The COVID-19 pandemic exacerbated existing disparities in access to obstetric care, particularly among marginalized communities. Women from low-income backgrounds, ethnic minorities, and rural areas faced greater difficulties in accessing prenatal care and delivery services. These disparities were compounded by the digital divide, which limited access to telemedicine services for many women [19].

Studies have shown that women from ethnic minority groups were disproportionately affected by COVID-19, with higher rates of severe illness and complications reported in these populations. For example, a study in the United States found that Black and Hispanic women were more likely to be hospitalized with COVID-19 during pregnancy compared to their White counterparts [20].

The disparities in access to care also extended to maternal and neonatal outcomes. Women from marginalized communities were more likely to experience adverse outcomes, such as preterm birth, low birth weight, and perinatal death, during the pandemic. These findings highlight the need for targeted interventions to address the unique challenges faced by these populations [13, 21].

In response to the disparities in access to care, some healthcare systems introduced targeted interventions to ensure that vulnerable populations received adequate care during the pandemic. Mobile health units were deployed in rural areas to provide prenatal care to women who could not access telemedicine services. Community outreach programs were also established to educate women about the importance of seeking care during pregnancy, even during a pandemic [9, 29].

These policy responses underscore the importance of equity in healthcare access, particularly during a global health crisis. Moving forward, it is essential to develop policies that address the social determinants of health and ensure that all women, regardless of their socioeconomic background, have access to high-quality obstetric care [7, 23, 31].

CONCLUSION

The COVID-19 pandemic has had a profound impact on obstetric care, necessitating significant changes and delivery services in the organization. The reorganization of obstetric units, the adoption of telemedicine, and the implementation of new clinical protocols were critical in ensuring the safety of both patients and healthcare workers. However, these changes also had significant social implications, particularly for pregnant women who faced increased anxiety and isolation during the pandemic.

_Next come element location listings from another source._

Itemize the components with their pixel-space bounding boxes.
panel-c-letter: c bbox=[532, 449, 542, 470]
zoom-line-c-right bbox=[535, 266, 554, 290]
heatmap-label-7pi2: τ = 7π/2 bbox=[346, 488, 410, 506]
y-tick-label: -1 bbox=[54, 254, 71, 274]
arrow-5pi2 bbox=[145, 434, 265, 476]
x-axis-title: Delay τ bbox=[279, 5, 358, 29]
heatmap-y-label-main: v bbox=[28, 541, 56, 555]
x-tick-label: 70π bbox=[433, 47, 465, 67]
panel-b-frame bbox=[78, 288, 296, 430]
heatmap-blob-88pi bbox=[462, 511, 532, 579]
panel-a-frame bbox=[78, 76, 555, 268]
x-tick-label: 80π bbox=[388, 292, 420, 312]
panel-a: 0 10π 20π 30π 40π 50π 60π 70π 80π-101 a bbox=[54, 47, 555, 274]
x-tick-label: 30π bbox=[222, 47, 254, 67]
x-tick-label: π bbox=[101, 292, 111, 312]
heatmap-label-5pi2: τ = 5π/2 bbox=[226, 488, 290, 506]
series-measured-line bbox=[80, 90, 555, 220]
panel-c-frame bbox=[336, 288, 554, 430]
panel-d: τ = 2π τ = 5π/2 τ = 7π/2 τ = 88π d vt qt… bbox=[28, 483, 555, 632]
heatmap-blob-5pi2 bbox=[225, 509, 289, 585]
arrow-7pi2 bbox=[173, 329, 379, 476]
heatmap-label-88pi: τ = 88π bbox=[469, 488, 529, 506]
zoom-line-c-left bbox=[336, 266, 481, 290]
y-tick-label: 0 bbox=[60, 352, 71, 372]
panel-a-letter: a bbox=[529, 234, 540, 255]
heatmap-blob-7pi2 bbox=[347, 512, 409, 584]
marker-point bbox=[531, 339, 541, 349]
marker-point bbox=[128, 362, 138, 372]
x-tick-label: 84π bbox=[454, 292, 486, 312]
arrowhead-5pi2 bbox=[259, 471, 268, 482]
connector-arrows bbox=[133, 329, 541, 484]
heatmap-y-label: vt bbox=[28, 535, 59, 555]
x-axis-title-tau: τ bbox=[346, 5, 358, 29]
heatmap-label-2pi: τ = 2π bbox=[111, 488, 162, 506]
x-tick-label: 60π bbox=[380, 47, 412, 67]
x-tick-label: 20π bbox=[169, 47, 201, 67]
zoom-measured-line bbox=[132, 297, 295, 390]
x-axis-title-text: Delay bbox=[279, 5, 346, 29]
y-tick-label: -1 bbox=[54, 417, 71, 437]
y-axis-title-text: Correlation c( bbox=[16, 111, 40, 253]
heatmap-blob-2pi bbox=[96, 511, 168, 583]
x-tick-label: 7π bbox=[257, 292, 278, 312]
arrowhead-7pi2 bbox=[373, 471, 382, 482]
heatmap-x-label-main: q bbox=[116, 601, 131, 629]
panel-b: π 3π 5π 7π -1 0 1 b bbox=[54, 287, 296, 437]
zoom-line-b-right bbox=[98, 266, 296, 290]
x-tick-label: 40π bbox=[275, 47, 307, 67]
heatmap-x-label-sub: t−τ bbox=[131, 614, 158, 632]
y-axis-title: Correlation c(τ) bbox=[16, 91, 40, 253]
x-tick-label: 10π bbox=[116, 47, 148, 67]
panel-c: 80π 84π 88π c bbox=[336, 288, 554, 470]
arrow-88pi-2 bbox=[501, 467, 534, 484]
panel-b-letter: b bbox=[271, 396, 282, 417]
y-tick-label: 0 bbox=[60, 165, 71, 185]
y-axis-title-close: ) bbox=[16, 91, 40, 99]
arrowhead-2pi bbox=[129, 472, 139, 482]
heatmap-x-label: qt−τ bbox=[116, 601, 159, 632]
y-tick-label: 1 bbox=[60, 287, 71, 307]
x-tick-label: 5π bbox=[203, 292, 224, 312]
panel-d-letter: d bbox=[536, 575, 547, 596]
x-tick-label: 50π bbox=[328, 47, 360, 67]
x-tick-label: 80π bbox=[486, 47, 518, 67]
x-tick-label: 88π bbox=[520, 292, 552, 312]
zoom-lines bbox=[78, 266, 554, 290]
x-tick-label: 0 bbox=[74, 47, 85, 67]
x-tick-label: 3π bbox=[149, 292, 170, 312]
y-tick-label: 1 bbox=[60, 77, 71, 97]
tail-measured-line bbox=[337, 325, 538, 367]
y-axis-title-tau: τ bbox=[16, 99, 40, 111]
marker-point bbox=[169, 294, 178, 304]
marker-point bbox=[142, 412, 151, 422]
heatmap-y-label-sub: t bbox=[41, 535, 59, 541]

The pandemic also highlighted existing disparities in access to care, with marginalized communities facing greater challenges in accessing obstetric services. The policy responses to these disparities, such as the deployment of mobile health units and community outreach programs, underscore the importance of equity in healthcare access.

Moving forward, it is essential to incorporate the lessons learned during the pandemic into future practices in obstetric care. This includes strengthening healthcare systems, enhancing

support for healthcare workers, and addressing the social determinants of health. By doing so, we

can ensure that obstetric care remains safe, equitable, and responsive to the needs of all women,

regardless of their socio-economic background.